I used to hate tanning and wearing fake lashes and nails – it was the one side of the sport I detested, but I’d had to do it from an early age, because, as Mor had always said, it wasn’t worth losing points just because I didn’t do all that stuff!
Brendan wanted the best for us too and, believe it or not, he actually became my couturier so I could wear the lovely dresses I needed but struggled to afford! That started after we’d paid someone else to make me a dance dress and Brendan was unimpressed with what she came up with. He begrudged the money we’d spent on something that wasn’t really what we wanted – and especially so as we’d slogged so hard for that money in the first place.
Now Brendan is someone who can do practically anything he puts his mind to, so when he set out to prove he could make me a better dress, he was determined not to fail. ‘If I can build a house, I can “build” a dress,’ he said. And that’s just what he did, although ‘build’ is not the word I’d have used.
We spent our next pay cheques on a cheap sewing machine, then he cut one of my old dresses apart in order to make a pattern and off we went to Brixton Market to pick up cheap fabric for him to test out his designs.
He soon worked out that if he could make a perfectly fitted body, a bit like a swimsuit, then he could drape and sew anything on top of it – and, I have to admit, he was brilliant at it. He received so many compliments for his designs that it wasn’t long before he was making his own trousers and shirts, too. He was even asked by other dancers if he would make theirs, but he had his hands full with the number of costumes we needed.
HIDDEN TALENTS …
Do you have a hidden talent that could maybe help you in your life to feel inspired or to get ahead in your career? Sometimes, by finding our inner creativity, our passion for life can be refuelled.
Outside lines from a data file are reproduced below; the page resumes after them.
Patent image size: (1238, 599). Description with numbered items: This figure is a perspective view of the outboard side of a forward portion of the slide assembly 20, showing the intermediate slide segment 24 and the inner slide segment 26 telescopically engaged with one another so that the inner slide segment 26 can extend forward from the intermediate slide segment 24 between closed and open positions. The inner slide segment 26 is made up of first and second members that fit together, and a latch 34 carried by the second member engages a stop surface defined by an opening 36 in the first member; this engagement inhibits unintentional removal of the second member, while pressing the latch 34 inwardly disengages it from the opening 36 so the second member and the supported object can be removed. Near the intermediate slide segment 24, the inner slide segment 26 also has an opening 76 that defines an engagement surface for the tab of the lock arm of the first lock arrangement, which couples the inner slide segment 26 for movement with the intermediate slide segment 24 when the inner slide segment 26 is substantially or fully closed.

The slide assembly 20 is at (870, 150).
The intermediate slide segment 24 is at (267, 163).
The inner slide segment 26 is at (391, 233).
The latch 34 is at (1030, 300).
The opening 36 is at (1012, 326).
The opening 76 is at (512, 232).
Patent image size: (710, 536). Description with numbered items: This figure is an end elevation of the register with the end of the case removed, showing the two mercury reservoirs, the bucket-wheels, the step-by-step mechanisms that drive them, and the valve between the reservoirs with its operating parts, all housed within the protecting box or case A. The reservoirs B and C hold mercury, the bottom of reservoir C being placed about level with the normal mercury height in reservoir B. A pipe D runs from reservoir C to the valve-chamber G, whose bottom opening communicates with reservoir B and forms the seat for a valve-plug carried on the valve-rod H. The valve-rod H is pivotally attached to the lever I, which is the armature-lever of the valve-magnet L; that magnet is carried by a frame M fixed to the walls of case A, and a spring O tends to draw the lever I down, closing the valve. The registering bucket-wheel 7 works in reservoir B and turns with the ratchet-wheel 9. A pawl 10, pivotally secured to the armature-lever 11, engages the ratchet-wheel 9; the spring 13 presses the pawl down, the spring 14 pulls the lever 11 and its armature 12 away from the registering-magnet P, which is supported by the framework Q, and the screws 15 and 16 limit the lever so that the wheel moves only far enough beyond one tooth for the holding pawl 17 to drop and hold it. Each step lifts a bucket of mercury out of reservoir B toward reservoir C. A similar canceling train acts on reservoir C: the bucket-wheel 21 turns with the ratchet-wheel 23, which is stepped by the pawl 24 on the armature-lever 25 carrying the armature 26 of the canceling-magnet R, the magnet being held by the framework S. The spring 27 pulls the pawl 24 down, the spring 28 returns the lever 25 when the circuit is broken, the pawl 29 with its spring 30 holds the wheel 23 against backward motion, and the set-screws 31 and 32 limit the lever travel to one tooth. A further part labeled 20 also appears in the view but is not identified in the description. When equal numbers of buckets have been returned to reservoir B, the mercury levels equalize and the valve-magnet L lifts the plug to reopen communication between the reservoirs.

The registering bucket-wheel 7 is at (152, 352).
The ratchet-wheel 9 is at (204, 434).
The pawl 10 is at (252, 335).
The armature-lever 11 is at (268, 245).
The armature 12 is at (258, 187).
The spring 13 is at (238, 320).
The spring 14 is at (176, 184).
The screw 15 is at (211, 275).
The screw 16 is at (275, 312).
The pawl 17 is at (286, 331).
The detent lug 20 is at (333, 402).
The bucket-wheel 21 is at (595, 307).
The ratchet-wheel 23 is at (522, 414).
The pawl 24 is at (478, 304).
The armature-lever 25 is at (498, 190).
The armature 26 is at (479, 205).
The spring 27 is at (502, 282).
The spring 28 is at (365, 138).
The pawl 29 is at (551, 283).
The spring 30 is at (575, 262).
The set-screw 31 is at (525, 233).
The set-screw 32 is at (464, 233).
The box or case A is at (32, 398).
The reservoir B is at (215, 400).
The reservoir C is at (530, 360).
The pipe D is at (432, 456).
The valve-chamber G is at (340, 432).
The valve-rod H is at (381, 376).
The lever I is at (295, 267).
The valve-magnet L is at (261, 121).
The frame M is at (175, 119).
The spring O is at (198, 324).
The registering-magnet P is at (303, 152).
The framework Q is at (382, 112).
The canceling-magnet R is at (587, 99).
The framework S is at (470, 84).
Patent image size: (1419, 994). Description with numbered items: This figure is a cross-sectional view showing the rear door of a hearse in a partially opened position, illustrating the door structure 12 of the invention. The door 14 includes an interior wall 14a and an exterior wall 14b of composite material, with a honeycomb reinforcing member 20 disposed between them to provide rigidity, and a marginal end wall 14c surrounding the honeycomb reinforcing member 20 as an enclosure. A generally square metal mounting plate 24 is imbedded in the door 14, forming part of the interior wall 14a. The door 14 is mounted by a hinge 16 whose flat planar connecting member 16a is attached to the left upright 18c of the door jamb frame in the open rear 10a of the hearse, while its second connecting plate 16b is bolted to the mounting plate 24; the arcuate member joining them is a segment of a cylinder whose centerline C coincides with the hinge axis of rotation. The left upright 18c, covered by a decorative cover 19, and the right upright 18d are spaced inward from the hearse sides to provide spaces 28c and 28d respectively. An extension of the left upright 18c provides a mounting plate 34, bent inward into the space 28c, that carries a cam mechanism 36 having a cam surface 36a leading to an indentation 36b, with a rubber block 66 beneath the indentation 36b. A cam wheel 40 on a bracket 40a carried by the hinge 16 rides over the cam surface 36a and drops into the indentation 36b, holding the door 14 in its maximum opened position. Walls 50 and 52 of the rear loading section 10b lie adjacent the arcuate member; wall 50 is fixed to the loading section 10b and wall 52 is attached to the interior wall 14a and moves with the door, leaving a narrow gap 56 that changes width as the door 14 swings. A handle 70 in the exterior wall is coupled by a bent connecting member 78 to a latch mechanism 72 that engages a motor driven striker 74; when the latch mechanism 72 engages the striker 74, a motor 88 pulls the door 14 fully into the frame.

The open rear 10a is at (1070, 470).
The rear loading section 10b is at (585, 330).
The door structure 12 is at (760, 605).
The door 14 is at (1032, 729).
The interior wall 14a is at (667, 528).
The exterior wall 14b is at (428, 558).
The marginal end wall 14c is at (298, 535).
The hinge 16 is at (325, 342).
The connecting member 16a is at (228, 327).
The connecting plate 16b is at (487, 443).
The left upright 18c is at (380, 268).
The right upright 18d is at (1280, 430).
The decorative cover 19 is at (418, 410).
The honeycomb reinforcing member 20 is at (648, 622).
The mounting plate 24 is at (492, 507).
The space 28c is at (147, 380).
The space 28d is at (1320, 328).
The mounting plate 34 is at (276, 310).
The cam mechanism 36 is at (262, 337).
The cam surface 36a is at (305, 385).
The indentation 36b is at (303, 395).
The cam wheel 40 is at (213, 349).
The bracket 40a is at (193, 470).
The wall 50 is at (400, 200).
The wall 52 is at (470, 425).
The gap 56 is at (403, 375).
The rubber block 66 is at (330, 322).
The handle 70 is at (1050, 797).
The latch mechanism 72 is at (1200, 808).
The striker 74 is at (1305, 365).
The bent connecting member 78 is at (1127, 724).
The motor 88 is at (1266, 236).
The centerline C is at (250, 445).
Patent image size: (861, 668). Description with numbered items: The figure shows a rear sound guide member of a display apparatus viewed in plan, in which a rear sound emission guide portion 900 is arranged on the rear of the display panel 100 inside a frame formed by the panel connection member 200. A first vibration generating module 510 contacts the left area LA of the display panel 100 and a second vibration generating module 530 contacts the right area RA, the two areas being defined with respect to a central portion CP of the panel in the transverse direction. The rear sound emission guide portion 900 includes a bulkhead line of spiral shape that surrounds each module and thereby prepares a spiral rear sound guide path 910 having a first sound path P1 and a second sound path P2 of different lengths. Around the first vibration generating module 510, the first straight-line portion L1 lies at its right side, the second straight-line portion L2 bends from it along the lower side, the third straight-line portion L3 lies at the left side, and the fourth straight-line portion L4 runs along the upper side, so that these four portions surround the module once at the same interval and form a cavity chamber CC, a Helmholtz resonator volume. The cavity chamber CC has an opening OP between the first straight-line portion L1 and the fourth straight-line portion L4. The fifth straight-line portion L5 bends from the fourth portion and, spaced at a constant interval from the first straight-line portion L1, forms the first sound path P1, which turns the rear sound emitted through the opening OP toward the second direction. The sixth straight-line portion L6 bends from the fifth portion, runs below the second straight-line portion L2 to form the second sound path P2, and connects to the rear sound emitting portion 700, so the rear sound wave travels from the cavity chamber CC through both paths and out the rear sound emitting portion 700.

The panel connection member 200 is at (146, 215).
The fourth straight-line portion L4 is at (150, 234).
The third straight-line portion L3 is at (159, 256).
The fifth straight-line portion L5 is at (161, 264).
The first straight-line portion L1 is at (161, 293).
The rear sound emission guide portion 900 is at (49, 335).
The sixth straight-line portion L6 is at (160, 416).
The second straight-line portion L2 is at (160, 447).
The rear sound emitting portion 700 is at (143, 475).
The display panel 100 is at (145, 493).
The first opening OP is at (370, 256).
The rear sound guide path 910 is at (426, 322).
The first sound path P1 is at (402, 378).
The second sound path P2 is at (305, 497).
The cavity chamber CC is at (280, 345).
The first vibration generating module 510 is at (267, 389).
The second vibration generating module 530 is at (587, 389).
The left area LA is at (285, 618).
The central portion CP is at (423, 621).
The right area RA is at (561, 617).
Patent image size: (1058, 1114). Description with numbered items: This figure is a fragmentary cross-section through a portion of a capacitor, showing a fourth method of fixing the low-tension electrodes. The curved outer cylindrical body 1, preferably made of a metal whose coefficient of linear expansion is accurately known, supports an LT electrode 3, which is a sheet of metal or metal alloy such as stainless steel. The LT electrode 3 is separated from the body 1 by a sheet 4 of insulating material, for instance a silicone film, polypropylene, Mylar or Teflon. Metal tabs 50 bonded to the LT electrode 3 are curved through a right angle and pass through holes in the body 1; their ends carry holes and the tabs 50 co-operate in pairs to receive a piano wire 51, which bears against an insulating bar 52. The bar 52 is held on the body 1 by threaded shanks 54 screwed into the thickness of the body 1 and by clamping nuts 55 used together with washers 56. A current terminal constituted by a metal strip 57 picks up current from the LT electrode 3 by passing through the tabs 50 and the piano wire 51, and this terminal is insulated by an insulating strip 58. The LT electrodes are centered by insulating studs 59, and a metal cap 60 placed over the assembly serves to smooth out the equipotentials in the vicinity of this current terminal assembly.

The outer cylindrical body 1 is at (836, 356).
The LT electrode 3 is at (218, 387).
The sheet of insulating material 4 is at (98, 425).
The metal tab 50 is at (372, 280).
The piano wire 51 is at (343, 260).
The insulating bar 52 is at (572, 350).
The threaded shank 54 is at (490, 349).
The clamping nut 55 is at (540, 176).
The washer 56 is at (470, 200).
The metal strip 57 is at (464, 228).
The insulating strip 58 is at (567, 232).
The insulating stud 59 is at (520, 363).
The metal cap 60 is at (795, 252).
• To work out where your passion or creativity lies, write down what you are doing when you are the happiest. In my life the answer would be performing, being able to engage with an audience and being able to make an audience connect with their emotions through my performance, whether that’s coaching, speaking or dancing.
• Look at what you wrote and see if you can narrow it down, maybe to a specific skill. Here I whittled it down to coaching clients, presenting, acting and speaking, and to inspire people to connect with their inner happiness. If you are thinking of making the skill (or skills) your job, start researching online to see what qualifications you need, and what courses are available. I’ve taken lots over the years, not just dance and performance courses but hypnotherapy and NLP ones, too. You can fit them around your life – at weekends and in the evenings and on holidays: that’s when I did many of mine.